Breitbandkino in literarischer Form – so atmosphärisch
packend, dass diese einen völlig vereinnahmt und atemlos macht. Emotional
vielleicht etwas einseitig – da hier der einfache Soldat keine Stimme hat –
aber Robert Fabbri gelingt, dass töten, sterben und das Überleben so dramatisch
und spannend zu schildern, wovor man wirklich eine Hochachtung haben kann.
Charakterliche Beschreibungen – vor allem die der
historischen Persönlichkeiten sind außerordentlich gut gelungen.
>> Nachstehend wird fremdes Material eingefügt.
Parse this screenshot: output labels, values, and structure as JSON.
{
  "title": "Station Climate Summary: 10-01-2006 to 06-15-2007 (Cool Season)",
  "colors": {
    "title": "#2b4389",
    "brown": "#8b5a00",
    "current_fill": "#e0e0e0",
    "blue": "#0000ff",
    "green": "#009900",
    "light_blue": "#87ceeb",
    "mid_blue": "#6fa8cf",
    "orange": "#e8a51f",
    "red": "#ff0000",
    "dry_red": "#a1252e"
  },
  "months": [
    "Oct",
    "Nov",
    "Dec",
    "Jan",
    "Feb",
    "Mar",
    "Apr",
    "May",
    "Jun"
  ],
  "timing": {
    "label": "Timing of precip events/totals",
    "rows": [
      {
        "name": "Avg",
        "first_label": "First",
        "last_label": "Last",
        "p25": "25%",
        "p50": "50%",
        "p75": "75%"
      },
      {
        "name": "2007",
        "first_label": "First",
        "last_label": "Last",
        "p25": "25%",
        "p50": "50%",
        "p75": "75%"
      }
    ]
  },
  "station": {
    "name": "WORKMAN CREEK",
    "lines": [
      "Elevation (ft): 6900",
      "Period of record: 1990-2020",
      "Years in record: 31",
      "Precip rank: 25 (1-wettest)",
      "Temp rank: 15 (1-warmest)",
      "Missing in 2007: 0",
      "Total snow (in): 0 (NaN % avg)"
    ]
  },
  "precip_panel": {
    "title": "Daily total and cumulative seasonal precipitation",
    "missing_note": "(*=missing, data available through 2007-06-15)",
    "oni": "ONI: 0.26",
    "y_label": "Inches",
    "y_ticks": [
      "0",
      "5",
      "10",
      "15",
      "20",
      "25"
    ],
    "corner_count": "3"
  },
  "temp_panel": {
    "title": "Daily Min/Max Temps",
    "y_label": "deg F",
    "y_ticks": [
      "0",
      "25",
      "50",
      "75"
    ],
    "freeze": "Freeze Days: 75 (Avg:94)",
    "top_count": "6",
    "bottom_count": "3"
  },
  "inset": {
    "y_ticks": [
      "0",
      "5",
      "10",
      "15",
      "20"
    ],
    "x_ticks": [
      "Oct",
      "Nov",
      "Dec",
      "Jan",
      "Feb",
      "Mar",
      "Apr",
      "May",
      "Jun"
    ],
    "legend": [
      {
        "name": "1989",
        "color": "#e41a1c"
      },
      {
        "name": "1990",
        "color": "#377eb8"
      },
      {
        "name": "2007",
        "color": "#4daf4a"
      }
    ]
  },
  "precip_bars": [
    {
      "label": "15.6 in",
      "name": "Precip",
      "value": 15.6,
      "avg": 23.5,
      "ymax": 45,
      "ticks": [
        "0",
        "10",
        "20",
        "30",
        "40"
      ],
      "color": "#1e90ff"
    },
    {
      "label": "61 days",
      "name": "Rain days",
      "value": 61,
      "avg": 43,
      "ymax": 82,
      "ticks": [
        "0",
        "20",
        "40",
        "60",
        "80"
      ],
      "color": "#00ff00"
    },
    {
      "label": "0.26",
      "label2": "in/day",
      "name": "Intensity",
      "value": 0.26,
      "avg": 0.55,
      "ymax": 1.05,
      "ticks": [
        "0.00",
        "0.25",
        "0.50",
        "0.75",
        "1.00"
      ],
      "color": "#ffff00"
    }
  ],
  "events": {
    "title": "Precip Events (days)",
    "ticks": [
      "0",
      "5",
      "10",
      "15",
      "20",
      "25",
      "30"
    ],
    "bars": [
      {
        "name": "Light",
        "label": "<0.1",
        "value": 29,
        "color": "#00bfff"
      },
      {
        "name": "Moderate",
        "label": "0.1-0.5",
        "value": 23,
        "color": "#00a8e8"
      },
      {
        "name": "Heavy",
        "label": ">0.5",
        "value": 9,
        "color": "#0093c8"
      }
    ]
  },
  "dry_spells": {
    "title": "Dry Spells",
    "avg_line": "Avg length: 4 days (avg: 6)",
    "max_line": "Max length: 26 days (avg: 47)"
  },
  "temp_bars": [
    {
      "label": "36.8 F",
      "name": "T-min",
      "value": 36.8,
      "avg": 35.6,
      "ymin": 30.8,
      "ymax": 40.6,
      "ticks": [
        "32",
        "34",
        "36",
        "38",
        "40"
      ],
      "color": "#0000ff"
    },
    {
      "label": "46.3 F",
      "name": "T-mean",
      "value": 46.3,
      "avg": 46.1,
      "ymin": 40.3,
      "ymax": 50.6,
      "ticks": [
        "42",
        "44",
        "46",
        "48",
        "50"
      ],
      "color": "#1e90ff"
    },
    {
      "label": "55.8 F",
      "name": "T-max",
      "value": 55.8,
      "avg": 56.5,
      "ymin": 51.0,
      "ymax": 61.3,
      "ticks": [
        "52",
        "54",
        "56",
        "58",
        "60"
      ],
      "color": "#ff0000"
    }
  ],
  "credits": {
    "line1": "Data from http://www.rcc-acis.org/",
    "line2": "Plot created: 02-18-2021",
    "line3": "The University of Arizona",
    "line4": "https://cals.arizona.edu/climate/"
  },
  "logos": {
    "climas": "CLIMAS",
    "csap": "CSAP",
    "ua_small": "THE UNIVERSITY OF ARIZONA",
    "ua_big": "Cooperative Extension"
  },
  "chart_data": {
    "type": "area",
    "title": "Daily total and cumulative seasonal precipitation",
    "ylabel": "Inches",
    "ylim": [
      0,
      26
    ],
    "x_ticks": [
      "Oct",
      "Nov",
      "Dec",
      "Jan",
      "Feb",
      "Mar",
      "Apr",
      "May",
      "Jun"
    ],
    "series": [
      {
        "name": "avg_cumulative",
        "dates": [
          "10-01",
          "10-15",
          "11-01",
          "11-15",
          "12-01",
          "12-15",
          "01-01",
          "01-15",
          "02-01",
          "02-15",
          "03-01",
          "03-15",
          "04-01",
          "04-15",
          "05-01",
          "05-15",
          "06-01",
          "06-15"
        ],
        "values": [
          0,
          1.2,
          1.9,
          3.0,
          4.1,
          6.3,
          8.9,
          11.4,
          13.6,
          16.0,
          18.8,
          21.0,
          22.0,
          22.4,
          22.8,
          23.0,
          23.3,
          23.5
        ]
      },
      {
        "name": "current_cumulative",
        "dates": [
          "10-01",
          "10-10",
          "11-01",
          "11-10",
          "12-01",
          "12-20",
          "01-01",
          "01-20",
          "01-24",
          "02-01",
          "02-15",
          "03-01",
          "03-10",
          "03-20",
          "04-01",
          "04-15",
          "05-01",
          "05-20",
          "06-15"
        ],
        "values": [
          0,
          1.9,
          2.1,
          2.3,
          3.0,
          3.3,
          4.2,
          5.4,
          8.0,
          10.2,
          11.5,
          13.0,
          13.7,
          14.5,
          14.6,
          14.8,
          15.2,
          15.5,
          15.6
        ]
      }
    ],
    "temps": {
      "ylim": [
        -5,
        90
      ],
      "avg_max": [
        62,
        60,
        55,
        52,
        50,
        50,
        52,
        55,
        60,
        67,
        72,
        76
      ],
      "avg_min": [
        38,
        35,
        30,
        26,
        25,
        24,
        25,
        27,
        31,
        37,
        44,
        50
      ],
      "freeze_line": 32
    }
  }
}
Auffällig ist,
dass hier keine Klischees bedient werden – der Autor verweist den Leser auf die
unterschiedlichsten Motivationsperspektiven. Die Hauptfigur wird hier nicht
heroisch emporgehoben, sondern Vespasian macht auch Fehler, kleinere, größere,
mal mutig, mal naiv, usw.
Roms Politik untermauert vom amtierenden, römischen Kaiser
Claudius wird nur wenig Raum geboten – reicht aber völlig aus, denn in den nachfolgenden
Bänden sollte noch so wie Entwicklungsraum gegeben sein, dass man es durchaus
verschieben kann.
Robert Fabbri ist einer der wenigen Autoren, die sich
entlang einer historischen Zeitlinie der Ereignisse bewegen, ohne zu stolpern,
oder sich zu verlaufen. Großartig – immer unter dem Aspekt zu sehen, dass er
Rom wieder „erblühen“ lässt. Der Leser kann viel aus dieser Reihe mitnehmen:
soziale Strukturen und Stände, Politik und Militär, Religion und Fanatismus,
Alltag und Traditionen – alles absolut ergreifend dargestellt.
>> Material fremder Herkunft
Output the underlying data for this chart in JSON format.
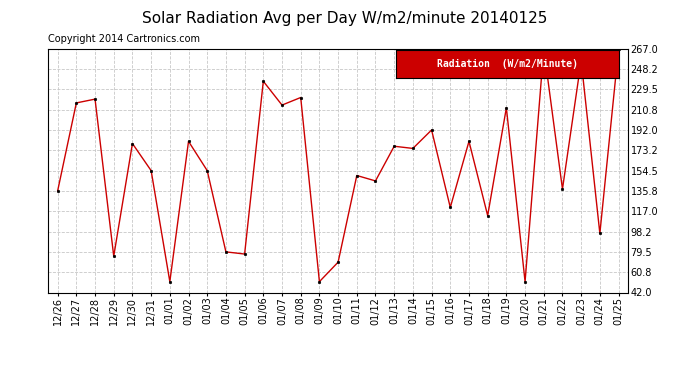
{
  "title": "Solar Radiation Avg per Day W/m2/minute 20140125",
  "copyright": "Copyright 2014 Cartronics.com",
  "legend_label": "Radiation  (W/m2/Minute)",
  "dates": [
    "12/26",
    "12/27",
    "12/28",
    "12/29",
    "12/30",
    "12/31",
    "01/01",
    "01/02",
    "01/03",
    "01/04",
    "01/05",
    "01/06",
    "01/07",
    "01/08",
    "01/09",
    "01/10",
    "01/11",
    "01/12",
    "01/13",
    "01/14",
    "01/15",
    "01/16",
    "01/17",
    "01/18",
    "01/19",
    "01/20",
    "01/21",
    "01/22",
    "01/23",
    "01/24",
    "01/25"
  ],
  "values": [
    135.8,
    217.0,
    220.5,
    75.5,
    179.5,
    154.5,
    52.0,
    181.5,
    154.5,
    79.5,
    77.5,
    237.0,
    215.0,
    222.0,
    52.0,
    70.0,
    150.0,
    145.0,
    177.0,
    175.0,
    192.0,
    120.5,
    181.5,
    113.0,
    212.5,
    52.0,
    267.0,
    137.5,
    256.0,
    96.5,
    267.0
  ],
  "ylim": [
    42.0,
    267.0
  ],
  "yticks": [
    42.0,
    60.8,
    79.5,
    98.2,
    117.0,
    135.8,
    154.5,
    173.2,
    192.0,
    210.8,
    229.5,
    248.2,
    267.0
  ],
  "line_color": "#cc0000",
  "marker_color": "#000000",
  "bg_color": "#ffffff",
  "grid_color": "#c8c8c8",
  "title_fontsize": 11,
  "copyright_fontsize": 7,
  "tick_fontsize": 7,
  "legend_bg": "#cc0000",
  "legend_text_color": "#ffffff",
  "legend_fontsize": 7
}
Wer sich mit literarisch und unterhaltsam mit Roms Epoche
beschäftigen möchte, wird mit dieser Reihe belohnt werden. Einer der besten,
historischen Reihen, die zur Zeit veröffentlicht sind.
Fazit
„Vespasian – Der gefallene Adler“ von Robert Fabbri lässt
die Legionen Roms auferstehen. Brillante Unterhaltung – allgegenwärtige
Spannung, die einen einfängt. Legendäre Unterhaltung – ganz stark.